Lee was born into a wealthy Chinese family that had lived in Singapore since the 19th century.
He did his schooling in Singapore before studying law in the University of Cambridge in Britain.
In 1950, Lee was admitted to the English bar, but chose to return to Singapore, instead of pursuing a career in Britain.
While in Britain, Lee embraced the ideology of socialism. In the early 1950s, he allied with individuals like David Saul Marshall and Lim Yew Hock and raised the pitch for a constitutional reform in the country.
In 1954, he floated the People’s Action Party (PAP).
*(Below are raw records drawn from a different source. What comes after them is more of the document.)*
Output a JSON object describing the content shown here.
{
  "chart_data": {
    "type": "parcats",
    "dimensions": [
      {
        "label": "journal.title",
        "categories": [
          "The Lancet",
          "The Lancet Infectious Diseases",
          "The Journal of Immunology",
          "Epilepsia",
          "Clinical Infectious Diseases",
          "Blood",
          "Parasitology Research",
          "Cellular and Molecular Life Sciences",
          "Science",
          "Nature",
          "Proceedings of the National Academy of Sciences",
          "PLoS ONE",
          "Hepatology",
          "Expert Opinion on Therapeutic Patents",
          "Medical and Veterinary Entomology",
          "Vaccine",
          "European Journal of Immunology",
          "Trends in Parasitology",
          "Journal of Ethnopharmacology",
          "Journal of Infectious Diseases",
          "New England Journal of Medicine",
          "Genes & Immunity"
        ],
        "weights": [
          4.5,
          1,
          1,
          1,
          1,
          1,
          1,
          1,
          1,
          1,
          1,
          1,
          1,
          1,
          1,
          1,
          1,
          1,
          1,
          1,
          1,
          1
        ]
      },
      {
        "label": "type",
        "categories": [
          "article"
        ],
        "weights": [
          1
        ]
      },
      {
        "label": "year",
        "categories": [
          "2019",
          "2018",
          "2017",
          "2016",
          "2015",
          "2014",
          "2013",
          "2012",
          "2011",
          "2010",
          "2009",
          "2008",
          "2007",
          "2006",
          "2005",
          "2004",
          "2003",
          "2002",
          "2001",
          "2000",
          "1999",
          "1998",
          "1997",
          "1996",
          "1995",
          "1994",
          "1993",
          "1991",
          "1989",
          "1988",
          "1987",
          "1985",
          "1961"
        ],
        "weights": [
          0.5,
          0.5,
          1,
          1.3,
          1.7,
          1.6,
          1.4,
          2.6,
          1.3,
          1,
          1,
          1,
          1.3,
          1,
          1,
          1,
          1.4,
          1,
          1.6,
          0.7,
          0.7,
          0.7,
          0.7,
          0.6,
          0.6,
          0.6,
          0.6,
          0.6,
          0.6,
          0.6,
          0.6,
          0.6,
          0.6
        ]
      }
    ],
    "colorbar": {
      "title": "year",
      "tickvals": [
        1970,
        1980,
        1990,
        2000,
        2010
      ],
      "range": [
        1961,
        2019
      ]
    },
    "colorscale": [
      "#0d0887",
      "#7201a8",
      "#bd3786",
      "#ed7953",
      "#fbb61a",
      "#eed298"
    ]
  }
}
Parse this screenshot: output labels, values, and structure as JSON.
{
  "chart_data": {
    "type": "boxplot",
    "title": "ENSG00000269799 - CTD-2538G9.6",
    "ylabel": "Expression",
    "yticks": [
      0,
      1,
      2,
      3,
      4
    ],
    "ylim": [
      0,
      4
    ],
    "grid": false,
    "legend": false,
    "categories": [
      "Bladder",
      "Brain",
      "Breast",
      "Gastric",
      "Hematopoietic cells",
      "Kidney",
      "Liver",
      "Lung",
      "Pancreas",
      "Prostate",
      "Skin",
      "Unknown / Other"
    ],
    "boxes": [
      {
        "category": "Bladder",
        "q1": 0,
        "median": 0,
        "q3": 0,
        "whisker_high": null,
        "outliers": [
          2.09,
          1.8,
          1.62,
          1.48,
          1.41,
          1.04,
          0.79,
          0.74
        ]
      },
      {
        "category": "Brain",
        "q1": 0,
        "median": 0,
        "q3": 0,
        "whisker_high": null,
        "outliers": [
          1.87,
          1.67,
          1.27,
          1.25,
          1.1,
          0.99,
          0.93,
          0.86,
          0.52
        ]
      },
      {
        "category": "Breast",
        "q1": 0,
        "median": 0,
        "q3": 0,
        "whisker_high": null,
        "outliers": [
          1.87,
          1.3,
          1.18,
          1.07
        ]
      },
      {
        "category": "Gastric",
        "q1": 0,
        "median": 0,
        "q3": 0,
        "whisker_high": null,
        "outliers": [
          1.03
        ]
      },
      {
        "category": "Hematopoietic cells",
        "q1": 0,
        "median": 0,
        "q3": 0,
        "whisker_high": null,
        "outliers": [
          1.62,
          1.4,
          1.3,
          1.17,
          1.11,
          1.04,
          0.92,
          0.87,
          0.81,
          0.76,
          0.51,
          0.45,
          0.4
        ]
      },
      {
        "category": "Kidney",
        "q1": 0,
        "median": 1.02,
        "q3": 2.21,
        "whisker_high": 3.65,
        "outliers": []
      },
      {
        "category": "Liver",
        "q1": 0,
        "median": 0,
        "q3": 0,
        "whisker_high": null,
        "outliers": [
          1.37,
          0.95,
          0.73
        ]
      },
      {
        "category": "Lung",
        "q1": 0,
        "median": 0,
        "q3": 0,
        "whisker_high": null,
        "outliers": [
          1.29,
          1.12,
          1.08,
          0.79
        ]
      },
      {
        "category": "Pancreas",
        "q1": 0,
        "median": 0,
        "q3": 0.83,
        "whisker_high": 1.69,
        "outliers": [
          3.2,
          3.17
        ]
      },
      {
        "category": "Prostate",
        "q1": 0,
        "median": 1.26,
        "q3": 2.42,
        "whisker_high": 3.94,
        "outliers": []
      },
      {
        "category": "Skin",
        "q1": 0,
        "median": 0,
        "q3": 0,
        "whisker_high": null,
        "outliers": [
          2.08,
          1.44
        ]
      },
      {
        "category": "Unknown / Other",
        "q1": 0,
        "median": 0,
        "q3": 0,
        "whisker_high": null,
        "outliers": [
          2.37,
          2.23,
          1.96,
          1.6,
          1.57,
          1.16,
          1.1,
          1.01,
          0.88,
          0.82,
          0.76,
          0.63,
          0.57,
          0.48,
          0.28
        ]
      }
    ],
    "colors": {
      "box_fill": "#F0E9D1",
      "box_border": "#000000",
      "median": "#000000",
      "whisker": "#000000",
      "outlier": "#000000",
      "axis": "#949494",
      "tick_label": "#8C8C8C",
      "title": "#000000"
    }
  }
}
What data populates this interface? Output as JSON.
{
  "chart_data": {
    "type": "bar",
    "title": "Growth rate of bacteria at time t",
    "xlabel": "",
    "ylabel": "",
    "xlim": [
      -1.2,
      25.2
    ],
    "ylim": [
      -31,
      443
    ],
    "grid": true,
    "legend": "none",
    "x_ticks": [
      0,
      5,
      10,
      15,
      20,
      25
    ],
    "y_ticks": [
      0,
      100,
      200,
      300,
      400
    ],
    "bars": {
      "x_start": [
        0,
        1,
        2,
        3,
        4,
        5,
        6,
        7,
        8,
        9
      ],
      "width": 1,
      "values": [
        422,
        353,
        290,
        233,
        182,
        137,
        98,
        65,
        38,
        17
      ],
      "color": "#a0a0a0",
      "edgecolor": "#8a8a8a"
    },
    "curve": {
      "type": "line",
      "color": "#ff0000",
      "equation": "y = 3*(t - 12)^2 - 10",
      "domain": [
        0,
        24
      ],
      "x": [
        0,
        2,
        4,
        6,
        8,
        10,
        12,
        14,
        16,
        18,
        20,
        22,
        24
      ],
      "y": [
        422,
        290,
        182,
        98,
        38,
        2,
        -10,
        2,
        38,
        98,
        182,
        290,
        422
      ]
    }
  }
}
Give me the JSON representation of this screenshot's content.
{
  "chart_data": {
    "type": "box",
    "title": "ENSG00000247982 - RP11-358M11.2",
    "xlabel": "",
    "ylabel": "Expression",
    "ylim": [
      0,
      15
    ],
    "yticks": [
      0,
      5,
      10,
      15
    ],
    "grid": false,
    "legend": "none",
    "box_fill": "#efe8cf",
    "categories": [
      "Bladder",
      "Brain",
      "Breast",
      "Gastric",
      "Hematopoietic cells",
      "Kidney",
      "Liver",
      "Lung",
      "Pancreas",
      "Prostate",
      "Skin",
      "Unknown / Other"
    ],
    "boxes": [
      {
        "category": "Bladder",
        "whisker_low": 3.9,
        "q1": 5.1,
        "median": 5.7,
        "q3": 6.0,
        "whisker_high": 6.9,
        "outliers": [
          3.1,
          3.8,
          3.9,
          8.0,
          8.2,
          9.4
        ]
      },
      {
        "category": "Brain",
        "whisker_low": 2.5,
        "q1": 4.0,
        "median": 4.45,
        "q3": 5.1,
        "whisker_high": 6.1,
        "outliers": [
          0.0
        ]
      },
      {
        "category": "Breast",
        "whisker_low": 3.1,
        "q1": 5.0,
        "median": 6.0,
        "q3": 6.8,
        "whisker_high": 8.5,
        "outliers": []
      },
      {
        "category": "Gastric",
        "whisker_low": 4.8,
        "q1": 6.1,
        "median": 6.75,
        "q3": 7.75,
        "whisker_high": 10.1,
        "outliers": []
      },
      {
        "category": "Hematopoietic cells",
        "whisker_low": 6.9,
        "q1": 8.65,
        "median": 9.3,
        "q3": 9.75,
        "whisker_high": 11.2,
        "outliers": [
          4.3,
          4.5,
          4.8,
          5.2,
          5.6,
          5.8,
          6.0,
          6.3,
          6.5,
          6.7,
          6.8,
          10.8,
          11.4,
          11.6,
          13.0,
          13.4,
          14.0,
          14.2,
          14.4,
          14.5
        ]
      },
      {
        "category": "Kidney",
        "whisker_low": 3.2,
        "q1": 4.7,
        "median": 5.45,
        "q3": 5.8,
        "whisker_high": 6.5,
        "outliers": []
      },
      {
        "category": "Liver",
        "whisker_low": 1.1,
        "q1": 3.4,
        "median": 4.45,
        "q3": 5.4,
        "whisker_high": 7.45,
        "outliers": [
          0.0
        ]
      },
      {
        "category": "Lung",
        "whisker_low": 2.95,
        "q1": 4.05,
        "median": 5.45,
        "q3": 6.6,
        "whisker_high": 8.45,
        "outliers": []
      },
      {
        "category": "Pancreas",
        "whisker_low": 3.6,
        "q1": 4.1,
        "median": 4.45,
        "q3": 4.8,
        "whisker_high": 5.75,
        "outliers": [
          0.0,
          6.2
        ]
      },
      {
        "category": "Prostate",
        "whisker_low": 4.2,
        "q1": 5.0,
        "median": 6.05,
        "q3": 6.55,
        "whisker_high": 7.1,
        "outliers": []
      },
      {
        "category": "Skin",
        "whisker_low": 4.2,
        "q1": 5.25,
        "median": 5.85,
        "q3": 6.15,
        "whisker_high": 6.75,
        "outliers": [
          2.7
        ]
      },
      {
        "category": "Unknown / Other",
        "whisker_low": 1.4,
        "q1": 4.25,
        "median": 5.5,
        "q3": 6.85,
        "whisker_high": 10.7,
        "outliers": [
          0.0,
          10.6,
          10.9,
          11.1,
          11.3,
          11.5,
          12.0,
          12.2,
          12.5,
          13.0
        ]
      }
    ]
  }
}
In a picture taken on June 5, 1959 Lee Kuan Yew, leader of 'People's Action Party' (C) poses after winning the elections in Singapore. Lee served as prime minister from 1959, when Singapore gained self-rule from colonial ruler Britain, until he stepped down in 1990 in favour of his deputy Goh Chok Tong, who in turn handed power to Lee Hsien Loong in 2004. Pic/ AFP
Elections were held under Singapore’s new constitution in May 1959, and Lee called for social reforms and eventual union with the erstwhile Federation of Malaya.
Lee’s party won a decisive victory, gaining 43 of the 51 seats, but Lee refused to form a government until the British freed the left-wing members of his party who had been imprisoned in 1956. After their release, Lee was sworn in as prime minister on June 5, 1959, and he formed a cabinet.
He introduced a five-year plan calling for slum clearance and the building of new public housing, the emancipation of women, the expansion of educational services, and industrialisation.
In 1962, Lee led Singapore into a merger with Malaysia, but three years later, Singapore left the union. Lee resigned as prime minister in 1990.
Lee is survived by his two sons, current Singapore Prime Minister Lee Hsien Loong, 63, and Lee Hsien Yang, 57, daughter Lee Wei Ling, 60, seven grandchildren and two siblings.